I thought to myself, “Wow, Dr. King sounds a lot like Dr. Cornel West right now. I wonder if they would be calling him a hater too?”
I thought about how Dr. King has been racially castrated and reduced to little more than a polite little McDonald’s commercial. He is the cute, lovable image that makes everyone, from every background, snug and comfortable in a cesspool of hypocrisy. The man who lived as a rock was transformed into a pillow, loved by millions of people who would hate him if he were alive today.
Dr. King might have been better off if historians had simply given him a sex change. Marketing has an amazing power to turn the true into the false and the false into a fantasy. As a business school professor, I observe this phenomenon regularly.
The postmortem transformation of Dr. King came from tools no less powerful than those used to turn Tiger Woods into a saint, Britney Spears into a virgin and Whitney Houston into the girl next door. If you tell enough lies with intelligent marketing, you can make anything appear to be anything else, for reality is in the eyes of the beholder.
I’ll admit that I was inspired by Dr. King’s speech. He even sounded a little like Malcolm X, and made it clear that his goal was not to become a pet to the establishment. He directly challenged the power of the White House and held our government accountable to the values it claims to promote. He wasn’t willing to throw poor people under the bus for a more comfortable agenda and spoke truth to power no matter what the cost.

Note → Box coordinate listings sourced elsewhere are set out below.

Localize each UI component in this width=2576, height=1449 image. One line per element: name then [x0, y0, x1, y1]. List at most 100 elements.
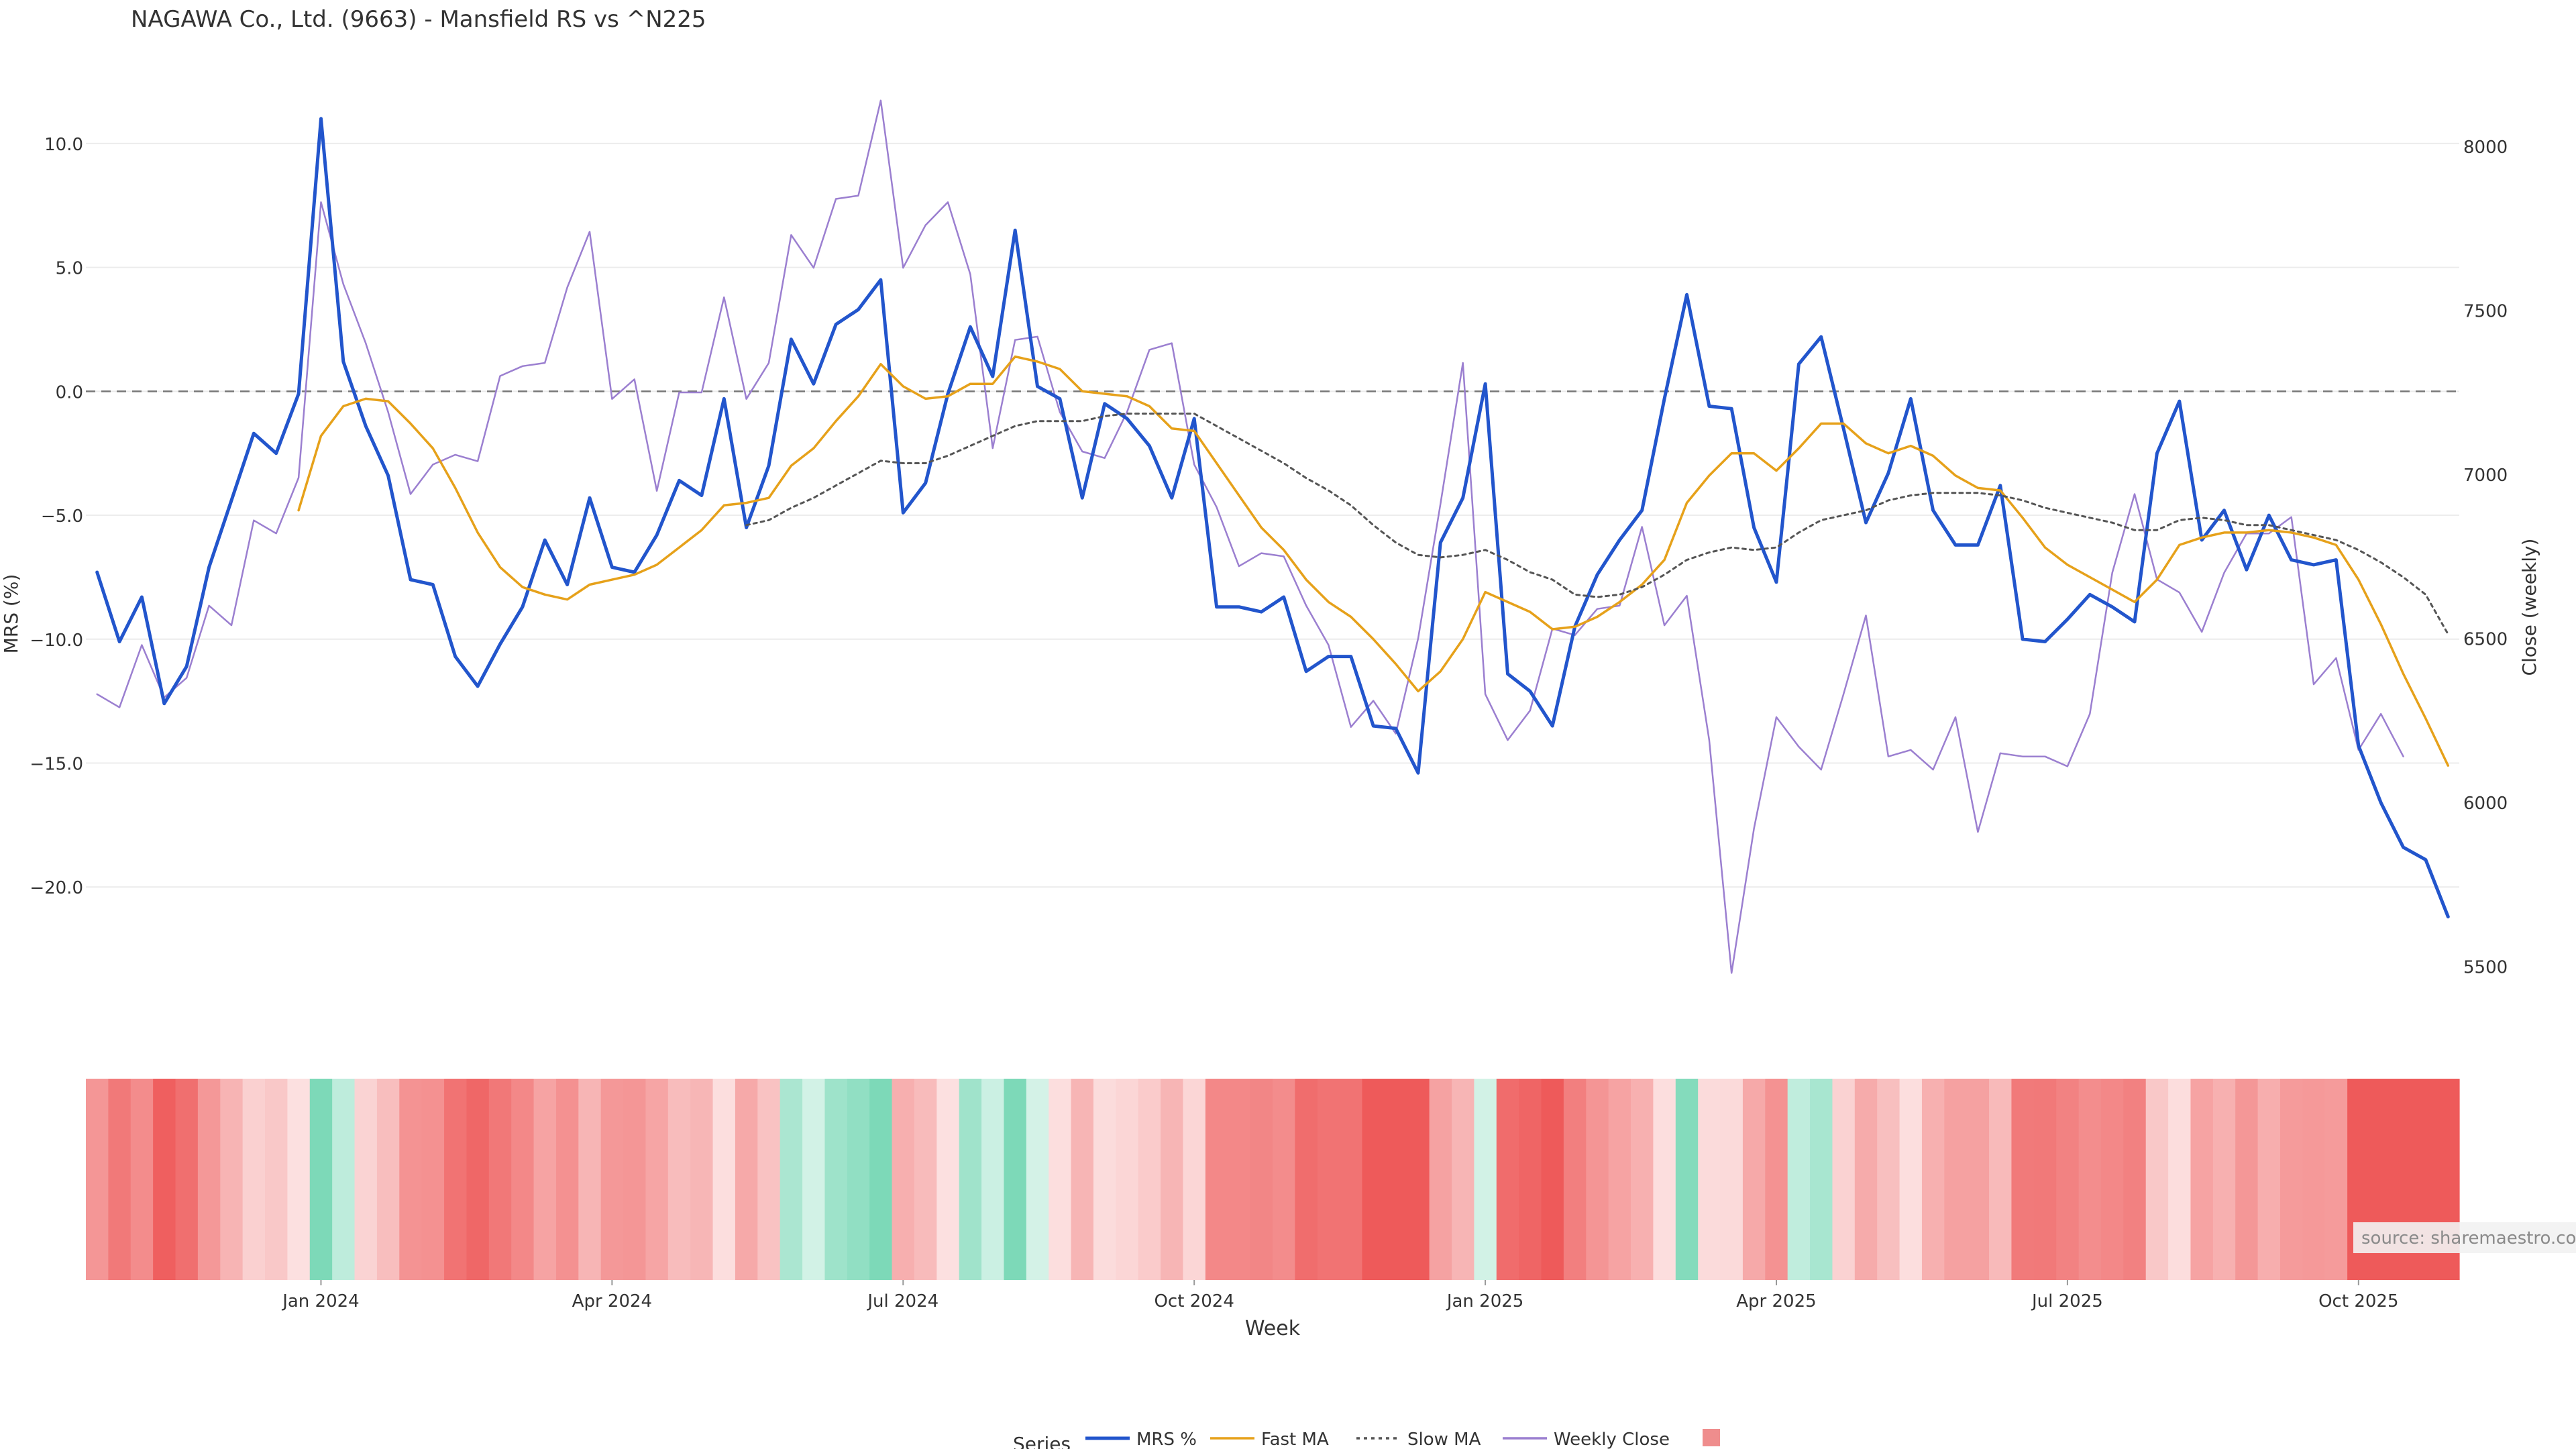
x-axis-label: Week [1245, 1317, 1301, 1340]
heat-band-cell [2078, 1079, 2102, 1280]
heat-band-cell [1407, 1079, 1430, 1280]
legend-label: Fast MA [1261, 1430, 1329, 1449]
y-left-tick-label: 10.0 [44, 135, 83, 155]
heat-band-cell [2100, 1079, 2124, 1280]
heat-band-cell [1496, 1079, 1519, 1280]
heat-band-cell [1250, 1079, 1273, 1280]
heat-band-cell [1295, 1079, 1318, 1280]
heat-band-cell [1071, 1079, 1094, 1280]
heat-band-cell [287, 1079, 311, 1280]
x-tick-label: Oct 2025 [2318, 1291, 2398, 1311]
heat-band-cell [1228, 1079, 1251, 1280]
x-tick-label: Jul 2025 [2031, 1291, 2103, 1311]
y-left-tick-label: −20.0 [30, 878, 83, 898]
series-line-mrs [95, 117, 2450, 919]
heat-band-cell [1921, 1079, 1945, 1280]
heat-band-cell [555, 1079, 579, 1280]
heat-band-cell [690, 1079, 714, 1280]
heat-band-cell [1519, 1079, 1542, 1280]
heat-band-cell [2257, 1079, 2281, 1280]
x-tick-label: Jan 2024 [281, 1291, 360, 1311]
heat-band-cell [1653, 1079, 1676, 1280]
y-left-tick-label: 5.0 [56, 259, 83, 279]
series-layer [95, 99, 2450, 974]
heat-band-cell [959, 1079, 982, 1280]
legend-label: MRS % [1136, 1430, 1197, 1449]
axes-layer: 10.0 5.0 0.0 −5.0 −10.0 −15.0 −20.0 8000 7500 700… [30, 135, 2508, 1311]
series-line-slow-ma [745, 413, 2449, 635]
heat-band-cell [2011, 1079, 2035, 1280]
heat-band-cell [2168, 1079, 2192, 1280]
heat-band-cell [466, 1079, 490, 1280]
series-line-weekly-close [96, 99, 2404, 974]
heat-band-cell [2302, 1079, 2326, 1280]
heat-band-cell [1675, 1079, 1699, 1280]
heat-band-cell [1474, 1079, 1497, 1280]
heat-band-cell [802, 1079, 826, 1280]
heat-band-cell [578, 1079, 602, 1280]
heat-band-cell [1720, 1079, 1743, 1280]
heat-band-cell [1317, 1079, 1340, 1280]
heat-band-cell [1854, 1079, 1878, 1280]
heat-band-cell [130, 1079, 154, 1280]
legend-item: Weekly Close [1503, 1430, 1670, 1449]
heat-band-cell [1765, 1079, 1788, 1280]
legend-label: Slow MA [1407, 1430, 1481, 1449]
heat-band-cell [1205, 1079, 1228, 1280]
heat-band-cell [1340, 1079, 1363, 1280]
x-tick-label: Apr 2025 [1736, 1291, 1816, 1311]
y-right-tick-label: 7500 [2463, 302, 2508, 322]
heat-band-cell [623, 1079, 647, 1280]
heat-band-cell [1989, 1079, 2012, 1280]
legend-item: MRS % [1085, 1430, 1197, 1449]
x-tick-label: Jul 2024 [866, 1291, 938, 1311]
heat-band-cell [197, 1079, 221, 1280]
y-right-tick-label: 6000 [2463, 794, 2508, 814]
regime-heat-band [86, 1079, 2576, 1280]
heat-band-cell [1810, 1079, 1833, 1280]
heat-band-cell [1877, 1079, 1900, 1280]
heat-band-cell [981, 1079, 1005, 1280]
heat-band-cell [2212, 1079, 2236, 1280]
chart-title: NAGAWA Co., Ltd. (9663) - Mansfield RS v… [131, 6, 706, 33]
heat-band-cell [735, 1079, 758, 1280]
heat-band-cell [1631, 1079, 1654, 1280]
y-right-tick-label: 6500 [2463, 630, 2508, 650]
y-left-tick-label: −10.0 [30, 631, 83, 651]
heat-band-cell [2235, 1079, 2259, 1280]
heat-band-cell [1429, 1079, 1452, 1280]
y-right-tick-label: 7000 [2463, 466, 2508, 486]
heat-band-cell [444, 1079, 468, 1280]
legend-items: MRS % Fast MA Slow MA Weekly Close [1085, 1429, 1720, 1449]
heat-band-cell [1966, 1079, 1990, 1280]
grid-layer [86, 142, 2459, 888]
x-tick-label: Jan 2025 [1446, 1291, 1524, 1311]
legend-item: Fast MA [1210, 1430, 1329, 1449]
heat-band-cell [824, 1079, 848, 1280]
heat-band-cell [936, 1079, 960, 1280]
heat-band-cell [265, 1079, 288, 1280]
heat-band-cell [1563, 1079, 1587, 1280]
heat-band-cell [86, 1079, 109, 1280]
heat-band-cell [1273, 1079, 1295, 1280]
series-line-fast-ma [297, 355, 2450, 767]
heat-band-cell [600, 1079, 624, 1280]
heat-band-cell [847, 1079, 870, 1280]
heat-band-cell [1787, 1079, 1811, 1280]
heat-band-cell [2033, 1079, 2057, 1280]
y-right-tick-label: 5500 [2463, 958, 2508, 978]
heat-band-cell [1138, 1079, 1161, 1280]
heat-band-cell [1362, 1079, 1385, 1280]
heat-band-cell [421, 1079, 445, 1280]
heat-band-cell [2279, 1079, 2303, 1280]
source-annotation: source: sharemaestro.com [2361, 1228, 2576, 1248]
legend-label: Weekly Close [1554, 1430, 1670, 1449]
legend-swatch [1703, 1429, 1720, 1446]
heat-band-cell [1384, 1079, 1407, 1280]
legend-item: Slow MA [1356, 1430, 1481, 1449]
heat-band-cell [2056, 1079, 2080, 1280]
heat-band-cell [1944, 1079, 1968, 1280]
heat-band-cell [309, 1079, 333, 1280]
heat-band-cell [399, 1079, 423, 1280]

Dr. King was not rewarded for his words, he was punished for them. He became highly unpopular for his insistence upon doing God’s work and listening to his conscience in a world that encourages all of us to look the other way. One then has to ask if it’s simply a matter of coincidence that shortly after this speech and the start of the “Poor people’s movement,” Dr. King was assassinated. Perhaps there is a price to telling the truth.